Third-year students in Laval's Baccalauréat intégré en économie et politique are required to take a seminar course on policy evaluation, and this week, I'm going to be giving a lecture on the basics of how it's done. It occurs to me that this is a lecture that many, many people should sit in on, so here is a summary.
Would you go on to conclude that in Case 1, the policy was a success and that it failed in Case 2? If so, you are in good company, along with any number of pundits and not a small number of people whose job description includes 'policy analysis'.
But you would also have joined the ranks of those who had fallen for the post hoc ergo propter hoc fallacy. In order to do a proper evaluation of the policy, you need the proper counterfactual: what would have happened without the policy?
If Star Trek were still on the air, this would be a simple enough problem to solve: just wait for an episode in which the crew stumbles across a parallel universe in which the policy of interest hadn't occurred, and compare it with the one we happen to be in. But since it's not, the policy analyst is obliged to construct the relevant parallel universe on her own.
This is what controlled experiments try to do. Two samples are constructed: the 'treatment' group, where the policy is applied, and the 'control' group, where it isn't. If the experiment is designed properly, the only difference between the two samples is the treatment, so any difference between the two outcomes can be attributed to the policy.
For those of us who have to deal with non-experimental data - economics is only one of many such fields - the alternate universe takes the form of a model. A well-designed model will be able to reproduce the main features of interest of the real world. More importantly, it will also be able to reproduce the main features of interest of a world in which the policy under study did not take place.
(Sometimes, if we're very lucky, we will stumble across 'natural experiments', where two more-or-less identical groups are subjected to different treatments.)
In order to do policy analysis, you have to be able to augment the above graphs to include the counterfactuals:
Post hoc ergo propter hoc would say that the effect of the policy in Case 1 was positive (A1-B1), and negative (A2-B2) in Case 2. What the model gives us is the blue line: the outcome in the parallel world in which the policy had not been applied. With the counterfactual, the effect of the policy is C1-B1 and C2-B2. It turns out that in both cases, the policy had a positive effect.
It is at this point where it is instructive to look at the link between policy analysis and forecasting. The most popular instrument in an economist's toolkit is a linear regression model.

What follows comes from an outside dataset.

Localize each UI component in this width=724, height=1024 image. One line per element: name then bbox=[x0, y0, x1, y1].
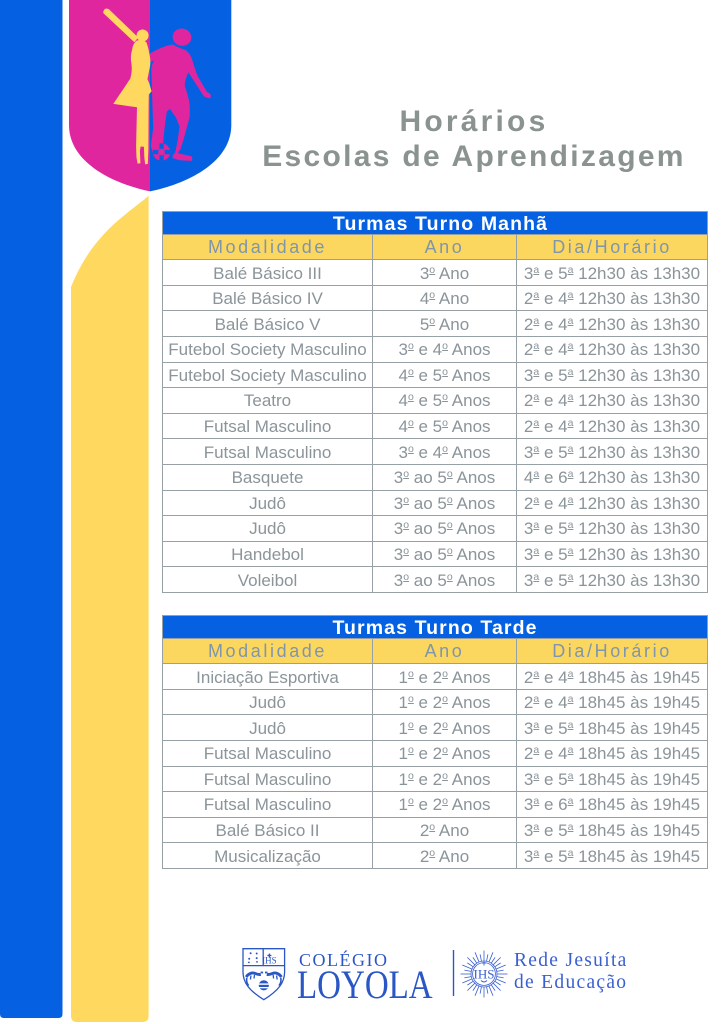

If y is the variable of interest and x is the policy instrument, then we can write the relationship (to first-order approximation) as
y = a + b x + e
where a and b are fixed coefficients, and where e is an error term that includes all the unobserved/excluded factors that influence the outcome y. (If there are other observed explanatory variables, we can include them without altering the basic story.) In the graph, the bx term represents the distance B1-C1/B2-C2, and as we've seen, this is was it is relevant for policy evaluation. The e term represents variations that can't be explained by x - the lines A1-C1/A2-C2 - and aren't of primary interest.
But if the object of the exercise is to produce a forecast, then the size of e matters a great deal. If the variations in y are almost completely explained by variations in the error term, then the model is unlikely to produce accurate predictions. This is usually the case in our models, which explains why our forecasting record is so poor.
This distinction between policy evaluation and forecasting is crucial: a model that makes bad forecasts can still be useful for policy analysis.
Update: In the comments, Adam P makes this important point:
I think you can strengthen your conclusion to say that a model that makes no forecast at all can be still be useful for policy analysis.
If we mean by forecast a time series model where the forecasting instruments are known at least one period ahead of what is being forecast then, which is what the layman means, then a model that models y as a function of contemporaneous x makes no forecast at all. Such a model is still useful for policy evaluation.
It is also worth ... stating that this difference also applies to policy setting, not just ex-post evaluation. Such a distinction is important so that we don't confuse the lack of an ability to forecast, say, a financial crisis with a lack of understanding of what to do when one occurs.